Hello,
I have been frustrated training an agent for a challenging environment. I want to use curriculum training, but have had to kludge the whole curriculum together into a single Tuner run, which quickly becomes unwieldy. Maybe I’m thinking about the whole use of HP tuning incorrectly, but here’s what seems logical to me:
- Specify a new model structure & initialize (good HPs are unknown)
- Use Tune to search the HP space over “lesson 1” of the curriculum
- Save the best model from step 2 (presumably a checkpoint) as the basis for lesson 2
- Use Tune to search the HP space over “lesson 2” of the curriculum
- Save the best model from step 4 as the basis for more challenging tasks/lessons
I have no reason to believe that the exact same HPs will be ideal on all lessons. In fact, I would expect, at a minimum, that learning rate would need to be adjusted for some lessons.

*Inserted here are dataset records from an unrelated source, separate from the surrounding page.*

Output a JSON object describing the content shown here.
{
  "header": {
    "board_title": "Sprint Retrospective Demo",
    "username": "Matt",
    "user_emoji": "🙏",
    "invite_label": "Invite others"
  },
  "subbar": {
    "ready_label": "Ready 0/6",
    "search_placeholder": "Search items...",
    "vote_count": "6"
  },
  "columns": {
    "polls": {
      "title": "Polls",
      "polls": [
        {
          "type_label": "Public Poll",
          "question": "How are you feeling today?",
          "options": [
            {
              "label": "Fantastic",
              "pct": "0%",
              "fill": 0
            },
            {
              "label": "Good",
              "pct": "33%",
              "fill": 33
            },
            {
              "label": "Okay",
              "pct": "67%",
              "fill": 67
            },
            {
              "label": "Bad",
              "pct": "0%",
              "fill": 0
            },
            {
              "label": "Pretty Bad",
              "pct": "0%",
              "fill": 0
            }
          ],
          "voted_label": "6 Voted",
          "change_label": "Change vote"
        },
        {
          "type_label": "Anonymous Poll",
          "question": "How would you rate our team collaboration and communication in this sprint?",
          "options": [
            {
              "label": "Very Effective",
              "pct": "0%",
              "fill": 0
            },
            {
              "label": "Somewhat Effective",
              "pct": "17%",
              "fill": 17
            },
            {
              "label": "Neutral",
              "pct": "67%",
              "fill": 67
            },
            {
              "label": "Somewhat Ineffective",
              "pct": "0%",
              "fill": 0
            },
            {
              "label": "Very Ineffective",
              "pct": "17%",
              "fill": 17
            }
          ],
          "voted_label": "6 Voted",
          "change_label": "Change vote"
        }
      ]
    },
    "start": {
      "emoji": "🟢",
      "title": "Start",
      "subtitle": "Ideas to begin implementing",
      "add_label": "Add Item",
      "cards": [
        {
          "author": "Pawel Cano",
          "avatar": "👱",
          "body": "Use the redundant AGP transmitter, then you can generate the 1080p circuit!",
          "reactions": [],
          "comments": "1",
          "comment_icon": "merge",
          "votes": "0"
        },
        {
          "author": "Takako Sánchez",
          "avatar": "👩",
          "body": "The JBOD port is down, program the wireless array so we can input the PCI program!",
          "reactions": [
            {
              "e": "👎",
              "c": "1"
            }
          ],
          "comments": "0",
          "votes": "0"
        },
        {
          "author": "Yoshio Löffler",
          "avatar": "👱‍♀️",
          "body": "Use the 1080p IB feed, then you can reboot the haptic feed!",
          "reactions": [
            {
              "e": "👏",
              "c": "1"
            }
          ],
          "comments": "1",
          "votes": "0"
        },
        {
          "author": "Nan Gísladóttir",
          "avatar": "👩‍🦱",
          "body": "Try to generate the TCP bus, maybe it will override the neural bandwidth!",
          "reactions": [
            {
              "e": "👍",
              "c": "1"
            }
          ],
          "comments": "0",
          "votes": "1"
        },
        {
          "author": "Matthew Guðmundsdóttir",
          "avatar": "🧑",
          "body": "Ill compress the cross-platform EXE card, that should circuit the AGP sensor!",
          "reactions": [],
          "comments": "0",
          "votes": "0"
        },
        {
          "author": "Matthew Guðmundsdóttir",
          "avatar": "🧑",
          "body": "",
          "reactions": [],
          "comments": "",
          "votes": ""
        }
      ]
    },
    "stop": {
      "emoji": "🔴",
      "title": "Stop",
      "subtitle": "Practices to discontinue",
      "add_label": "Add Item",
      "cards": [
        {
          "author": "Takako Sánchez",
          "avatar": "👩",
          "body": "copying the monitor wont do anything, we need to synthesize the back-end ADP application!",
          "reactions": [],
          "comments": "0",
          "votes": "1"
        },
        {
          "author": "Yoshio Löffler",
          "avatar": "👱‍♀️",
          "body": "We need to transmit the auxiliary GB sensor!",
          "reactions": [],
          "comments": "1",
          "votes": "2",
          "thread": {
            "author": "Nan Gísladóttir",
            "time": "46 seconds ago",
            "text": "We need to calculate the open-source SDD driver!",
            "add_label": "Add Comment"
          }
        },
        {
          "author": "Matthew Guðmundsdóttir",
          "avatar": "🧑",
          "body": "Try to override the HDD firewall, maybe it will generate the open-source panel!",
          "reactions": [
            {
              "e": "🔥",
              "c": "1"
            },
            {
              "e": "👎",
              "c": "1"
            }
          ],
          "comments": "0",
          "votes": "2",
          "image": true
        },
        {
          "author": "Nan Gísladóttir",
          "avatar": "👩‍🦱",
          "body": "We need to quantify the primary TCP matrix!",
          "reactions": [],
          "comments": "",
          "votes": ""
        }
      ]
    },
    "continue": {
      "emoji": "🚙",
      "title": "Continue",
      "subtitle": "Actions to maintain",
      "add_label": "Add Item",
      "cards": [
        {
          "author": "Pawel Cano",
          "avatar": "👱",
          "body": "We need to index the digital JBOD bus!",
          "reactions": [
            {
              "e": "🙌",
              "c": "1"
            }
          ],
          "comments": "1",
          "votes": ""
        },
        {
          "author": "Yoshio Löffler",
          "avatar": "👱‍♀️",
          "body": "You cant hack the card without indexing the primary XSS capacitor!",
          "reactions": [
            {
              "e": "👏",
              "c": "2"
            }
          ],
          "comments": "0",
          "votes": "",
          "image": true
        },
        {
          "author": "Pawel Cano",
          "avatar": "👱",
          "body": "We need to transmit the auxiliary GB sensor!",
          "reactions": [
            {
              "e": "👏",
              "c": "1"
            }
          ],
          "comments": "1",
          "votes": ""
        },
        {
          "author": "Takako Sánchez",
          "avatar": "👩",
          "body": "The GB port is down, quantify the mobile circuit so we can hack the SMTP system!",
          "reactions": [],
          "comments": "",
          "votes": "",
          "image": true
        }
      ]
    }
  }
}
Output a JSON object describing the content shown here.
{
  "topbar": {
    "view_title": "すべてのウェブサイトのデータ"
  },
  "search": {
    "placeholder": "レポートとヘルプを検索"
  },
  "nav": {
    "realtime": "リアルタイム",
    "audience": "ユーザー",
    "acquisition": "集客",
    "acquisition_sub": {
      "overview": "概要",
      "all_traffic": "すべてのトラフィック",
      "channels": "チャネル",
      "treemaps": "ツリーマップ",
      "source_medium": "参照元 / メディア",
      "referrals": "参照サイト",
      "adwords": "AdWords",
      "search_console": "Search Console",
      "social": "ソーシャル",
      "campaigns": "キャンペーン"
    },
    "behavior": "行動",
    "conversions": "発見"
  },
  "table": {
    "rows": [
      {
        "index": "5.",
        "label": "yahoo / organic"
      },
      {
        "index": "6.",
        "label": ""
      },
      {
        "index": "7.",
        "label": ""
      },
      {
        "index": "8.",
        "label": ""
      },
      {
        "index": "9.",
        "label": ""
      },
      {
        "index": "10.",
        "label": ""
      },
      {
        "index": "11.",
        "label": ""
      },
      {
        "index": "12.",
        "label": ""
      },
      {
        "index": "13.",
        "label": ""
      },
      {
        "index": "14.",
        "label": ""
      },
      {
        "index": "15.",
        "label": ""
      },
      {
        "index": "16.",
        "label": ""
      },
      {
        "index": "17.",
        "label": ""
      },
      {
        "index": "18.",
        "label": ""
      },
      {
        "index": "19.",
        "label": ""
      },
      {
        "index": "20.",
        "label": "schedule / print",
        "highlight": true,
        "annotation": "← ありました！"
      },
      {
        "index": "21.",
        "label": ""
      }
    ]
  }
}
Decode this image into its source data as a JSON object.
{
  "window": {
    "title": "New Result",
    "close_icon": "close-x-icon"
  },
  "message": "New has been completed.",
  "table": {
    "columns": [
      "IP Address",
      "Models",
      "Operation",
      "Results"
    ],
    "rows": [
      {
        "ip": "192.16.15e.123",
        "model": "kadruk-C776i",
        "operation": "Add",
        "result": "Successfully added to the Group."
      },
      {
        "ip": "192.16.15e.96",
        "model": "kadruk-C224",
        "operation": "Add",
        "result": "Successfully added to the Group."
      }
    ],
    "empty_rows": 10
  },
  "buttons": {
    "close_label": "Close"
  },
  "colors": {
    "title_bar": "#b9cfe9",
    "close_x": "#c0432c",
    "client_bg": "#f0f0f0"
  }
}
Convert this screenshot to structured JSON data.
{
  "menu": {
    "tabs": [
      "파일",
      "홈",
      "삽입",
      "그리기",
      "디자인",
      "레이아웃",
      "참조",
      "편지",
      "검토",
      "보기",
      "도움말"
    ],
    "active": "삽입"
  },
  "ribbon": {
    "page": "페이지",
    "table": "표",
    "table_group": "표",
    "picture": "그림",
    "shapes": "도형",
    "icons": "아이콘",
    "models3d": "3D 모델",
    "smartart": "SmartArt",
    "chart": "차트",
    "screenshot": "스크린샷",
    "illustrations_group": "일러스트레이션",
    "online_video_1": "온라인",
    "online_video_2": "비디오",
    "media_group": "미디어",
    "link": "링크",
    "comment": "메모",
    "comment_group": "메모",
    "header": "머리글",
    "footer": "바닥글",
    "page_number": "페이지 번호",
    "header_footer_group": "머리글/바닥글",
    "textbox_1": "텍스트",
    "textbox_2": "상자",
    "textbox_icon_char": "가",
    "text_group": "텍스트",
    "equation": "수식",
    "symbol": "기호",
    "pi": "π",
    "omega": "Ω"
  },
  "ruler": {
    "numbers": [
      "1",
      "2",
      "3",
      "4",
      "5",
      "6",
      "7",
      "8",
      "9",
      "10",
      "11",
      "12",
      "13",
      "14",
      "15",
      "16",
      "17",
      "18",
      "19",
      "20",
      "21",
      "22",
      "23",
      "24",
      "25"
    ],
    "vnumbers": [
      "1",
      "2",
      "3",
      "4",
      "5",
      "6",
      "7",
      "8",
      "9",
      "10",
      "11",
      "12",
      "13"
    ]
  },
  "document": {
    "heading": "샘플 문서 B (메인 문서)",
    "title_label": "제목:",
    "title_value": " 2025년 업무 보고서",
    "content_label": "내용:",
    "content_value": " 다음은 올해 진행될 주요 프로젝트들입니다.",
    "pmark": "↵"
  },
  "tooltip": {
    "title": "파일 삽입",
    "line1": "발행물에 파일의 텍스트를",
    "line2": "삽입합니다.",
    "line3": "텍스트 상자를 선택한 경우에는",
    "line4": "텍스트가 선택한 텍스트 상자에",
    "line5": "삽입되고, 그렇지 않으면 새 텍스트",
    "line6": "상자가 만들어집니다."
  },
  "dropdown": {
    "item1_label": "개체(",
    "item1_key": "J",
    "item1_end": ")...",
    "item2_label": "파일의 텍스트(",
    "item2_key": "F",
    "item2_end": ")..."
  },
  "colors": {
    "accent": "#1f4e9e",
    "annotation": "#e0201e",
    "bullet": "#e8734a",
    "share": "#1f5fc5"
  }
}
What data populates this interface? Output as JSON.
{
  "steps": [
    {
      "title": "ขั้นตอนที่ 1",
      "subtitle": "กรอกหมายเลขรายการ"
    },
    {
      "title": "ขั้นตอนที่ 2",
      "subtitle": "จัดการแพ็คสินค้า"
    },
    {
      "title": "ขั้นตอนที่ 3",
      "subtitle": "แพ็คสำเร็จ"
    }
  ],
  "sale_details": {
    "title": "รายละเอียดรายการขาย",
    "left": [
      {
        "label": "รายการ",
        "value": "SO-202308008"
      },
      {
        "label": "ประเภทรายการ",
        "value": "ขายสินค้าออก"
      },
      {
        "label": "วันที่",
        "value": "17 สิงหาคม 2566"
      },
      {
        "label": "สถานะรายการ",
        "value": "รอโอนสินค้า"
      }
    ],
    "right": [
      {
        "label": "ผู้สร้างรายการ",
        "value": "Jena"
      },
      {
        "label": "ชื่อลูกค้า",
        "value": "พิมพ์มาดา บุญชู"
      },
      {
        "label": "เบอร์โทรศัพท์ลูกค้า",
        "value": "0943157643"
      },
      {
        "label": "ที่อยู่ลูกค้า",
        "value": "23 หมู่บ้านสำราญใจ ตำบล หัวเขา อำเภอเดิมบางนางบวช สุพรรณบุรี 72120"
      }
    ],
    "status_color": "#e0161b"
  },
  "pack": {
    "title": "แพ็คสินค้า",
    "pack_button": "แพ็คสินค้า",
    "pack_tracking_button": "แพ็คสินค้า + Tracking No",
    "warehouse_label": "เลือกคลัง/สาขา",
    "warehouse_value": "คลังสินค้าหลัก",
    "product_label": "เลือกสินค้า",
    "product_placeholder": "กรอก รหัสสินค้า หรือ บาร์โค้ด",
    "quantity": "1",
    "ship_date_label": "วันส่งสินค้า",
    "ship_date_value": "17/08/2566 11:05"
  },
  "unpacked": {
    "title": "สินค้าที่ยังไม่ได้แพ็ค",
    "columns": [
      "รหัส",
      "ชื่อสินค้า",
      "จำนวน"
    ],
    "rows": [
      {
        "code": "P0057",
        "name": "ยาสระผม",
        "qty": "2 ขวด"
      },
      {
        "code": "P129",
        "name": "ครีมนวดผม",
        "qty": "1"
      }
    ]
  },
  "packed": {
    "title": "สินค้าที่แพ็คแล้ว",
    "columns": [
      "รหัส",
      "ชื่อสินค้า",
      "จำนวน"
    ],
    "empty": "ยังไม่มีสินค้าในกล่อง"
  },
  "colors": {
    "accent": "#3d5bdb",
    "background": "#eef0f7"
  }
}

The problem is that Tune only seems to store bulky checkpoints that record everything about the current tuning session, so that none of the HPs , environment, or anything else can be altered for a future round of tuning. I feel like the above sequence would be a normal way of doing business, and therefore, flexible and transparent checkpoint handling would be a top priority. Since they are not, I must conclude this is not the way most people think about training an agent. What is a better approach?
On the other hand, if this does sound like a solid approach, I would appreciate some guidance in using the checkpoints accordingly. It feels like Ray.Train provides the kind of checkpoint I want, which is nothing more than the raw NN weights. But I can’t figure out how to extract these from a Tuner checkpoint or how to inject partially trained weights into a new Tuner job.
At the very least, If making this work is possible by any means, it would certainly be nice to see it documented in the Tune user guide somewhere. The Ray docs generally tend to only show elementary examples, and could stand to include some more real-world complexities.
Thanks in advance for any advice!